Conspiracy theories never die.

We are happy to publish Silvio Hénin’s comment about the article published by Walter Veltroni in the Corriere della Sera on 12 January and dedicated to Mario Tchou, brilliant director of Olivetti’s Electronic Research Laboratory who died prematurely in 1961.

I read article by Walter Veltroni on Mario Tchou and the Olivetti affair (Corriere della Sera, January 12, 2020). An excellent work, full of unpublished news, alive and useful to an audience that often tends to ignore history, even the recent one. Unfortunately, once again there is room for absurd conspiracy theories, the same ones that were already proposed, seven years ago, in the docufilm about Adriano Olivetti produced by RAI. In that case it was suggested that Adriano Olivetti was killed by CIA, this time it is suggested that the death of Mario Tchou, the main architect of Olivetti’s enterprise, was not accidental either.

I cannot but reiterate that the commercial failure of the Olivetti adventure in the field of large electronic computers, which led to the sale of its Electronics Division to General Electric, was not due to alleged murderous plots hatched by the CIA or IBM and there is no evidence that the large American multinational was particularly concerned about Olivetti’s results, however innovative they were. The event was, much more simply, provoked by multiple economic and political causes, all Italian.
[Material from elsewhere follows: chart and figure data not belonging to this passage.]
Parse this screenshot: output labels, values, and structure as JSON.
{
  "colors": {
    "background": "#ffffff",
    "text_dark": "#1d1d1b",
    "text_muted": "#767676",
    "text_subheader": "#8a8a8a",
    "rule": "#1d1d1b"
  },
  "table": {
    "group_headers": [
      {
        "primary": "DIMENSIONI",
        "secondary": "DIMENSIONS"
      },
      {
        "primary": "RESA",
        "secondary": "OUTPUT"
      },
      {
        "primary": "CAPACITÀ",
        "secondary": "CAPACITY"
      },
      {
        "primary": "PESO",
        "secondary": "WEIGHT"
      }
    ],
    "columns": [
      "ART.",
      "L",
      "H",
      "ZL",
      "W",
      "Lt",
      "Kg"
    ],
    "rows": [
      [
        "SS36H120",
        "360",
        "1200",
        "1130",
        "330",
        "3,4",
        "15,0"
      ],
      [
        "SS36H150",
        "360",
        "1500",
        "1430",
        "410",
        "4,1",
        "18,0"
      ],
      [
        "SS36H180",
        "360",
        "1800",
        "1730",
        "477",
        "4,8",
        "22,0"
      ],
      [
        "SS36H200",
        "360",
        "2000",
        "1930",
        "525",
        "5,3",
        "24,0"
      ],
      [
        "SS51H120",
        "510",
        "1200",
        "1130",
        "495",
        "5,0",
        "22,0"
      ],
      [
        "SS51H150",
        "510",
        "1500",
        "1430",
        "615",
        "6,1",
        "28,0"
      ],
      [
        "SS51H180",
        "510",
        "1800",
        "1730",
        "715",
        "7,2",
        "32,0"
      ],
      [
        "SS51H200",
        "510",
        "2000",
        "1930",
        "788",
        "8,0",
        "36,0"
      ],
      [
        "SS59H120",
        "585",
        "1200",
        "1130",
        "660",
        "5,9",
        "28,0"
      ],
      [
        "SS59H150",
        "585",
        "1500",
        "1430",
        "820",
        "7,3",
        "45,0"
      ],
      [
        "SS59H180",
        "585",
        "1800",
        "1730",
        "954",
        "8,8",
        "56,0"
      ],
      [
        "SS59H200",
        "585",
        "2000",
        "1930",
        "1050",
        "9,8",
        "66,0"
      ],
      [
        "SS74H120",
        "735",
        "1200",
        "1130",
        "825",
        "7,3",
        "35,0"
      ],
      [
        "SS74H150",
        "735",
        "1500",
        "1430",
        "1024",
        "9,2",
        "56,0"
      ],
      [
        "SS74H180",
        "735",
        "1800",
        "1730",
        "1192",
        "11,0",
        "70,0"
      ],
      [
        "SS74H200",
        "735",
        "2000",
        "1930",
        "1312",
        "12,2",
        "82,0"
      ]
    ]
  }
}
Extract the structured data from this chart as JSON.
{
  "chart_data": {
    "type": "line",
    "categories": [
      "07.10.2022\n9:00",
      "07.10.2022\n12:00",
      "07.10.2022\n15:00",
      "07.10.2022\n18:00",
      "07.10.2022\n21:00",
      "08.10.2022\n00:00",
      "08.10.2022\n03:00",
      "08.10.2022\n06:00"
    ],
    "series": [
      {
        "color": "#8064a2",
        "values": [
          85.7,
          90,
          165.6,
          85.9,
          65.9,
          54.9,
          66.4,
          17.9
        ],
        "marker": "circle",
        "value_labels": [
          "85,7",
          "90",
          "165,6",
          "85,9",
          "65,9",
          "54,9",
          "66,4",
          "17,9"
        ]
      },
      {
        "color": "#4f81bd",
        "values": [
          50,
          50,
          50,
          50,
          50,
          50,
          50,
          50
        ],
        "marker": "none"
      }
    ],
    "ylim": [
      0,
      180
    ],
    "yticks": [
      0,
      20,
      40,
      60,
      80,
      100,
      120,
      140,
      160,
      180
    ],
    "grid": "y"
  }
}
To mention the most important ones, the lack of a large and receptive national or European market, the impossibility to enter the US market powerfully, the backwardness of Italian industry and the lack of cultural sensitivity to new technologies, the lack of financial assistance from the State and banks. Let us not forget, finally, that many Italian companies, and many public bodies too, chose to buy IBM rather than European or national brands.

It seems also worth remembering that the same happened in all the other European countries. In the United Kingdom there were, in the 1950s, as many as nine computer companies, which disappeared in a couple of decades or were bought by the Japanese. This was also the case in France and Germany. Many national and European plans to develop a local IT industry were also flaws. In the United States, on the other hand, there was a very receptive market and a generous government support. However, it was not a sprinkler and non-repayable financing, as in Europe, but a large purchase of computers for military use, which largely covered the research and development expenses incurred by the supplier companies, allowing them to enter the civilian market with greater security. Finally, in the United States too, many of the first computer companies were destined to oblivion in the face of IBM’s advance, in fact, there was talk of ‘IBM and the Seven Dwarfs’, to indicate its small American competitors (Digital Equipment, Control Data, General Electric, RCA, Univac, Burroughs, and Honeywell), afterward reduced to five (‘IBM and the BUNCHì, from the initials of the remaining companies: Burroughs, Univac, NCR, CDC and Honeywell). These marks too disappeared in the 1980s and 90s.